I realized the other day that I haven’t blogged for a
while. For the past few days, I’ve been
trying to think of a topic. This
afternoon, my wife called me from the top of Bromley Mountain in Peru. “It’s snowing!” she said gleefully. “The top of the mountain is white!”
Snow? In May? Memorial Day weekend?
I was instantly reminded of an event that I learned about in
history class in junior-high. The Year
Without a Winter.
In 1816 the weather in Vermont was cold enough during the
summer that crops failed and ponds froze over.
It snowed the first week of June, and the end of August saw frost hit,
killing even more crops. The cause of
the strange weather was thought to be linked to the eruption of Mount Tambora in Indonesia the year before, which spread dust and ash
into the air, eventually leading to the lowered temperatures on this side of
the world. [1]
What, I wondered, were my ancestors doing during that year?

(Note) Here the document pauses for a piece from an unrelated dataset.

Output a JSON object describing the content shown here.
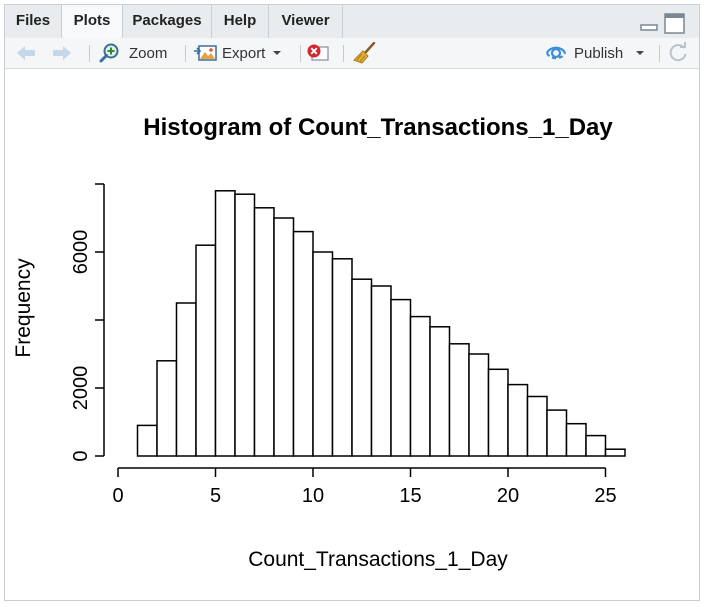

Solomon Davis and his wife Hannah, who brought the family
west from New Hampshire in 1803, would have been raising, along with their
other children, their new baby daughter.
Hannah Davis, who shared her mother’s name, was born in May of 1816 in
Londonderry, Vermont. Solomon, his son,
grandson, great-grandson, and so on were farmers. The family remained in Londonderry until my
grandfather, Solomon Wesley, passed away in 1996, one-hundred and ninety-three years after the family arrived in town.
I can only imagine what the farmers in 1816 must have been
going through, planting crops to feed their families, only to see those crops
freeze and die. Then I was given a
reminder of Vermont resilience. My aunt,
as I typed this post, posted a photo on Facebook. The photo was taken in a town near Londonerry, on May 25th,
1967, or exactly 46 years before today's snow. The image shows snow-covered fields
with snow-covered mountains in the background.
Her comment: “My dad planted potatoes the next day.”
Apparently both the first and last Davis men to live in
Londonderry had something in common.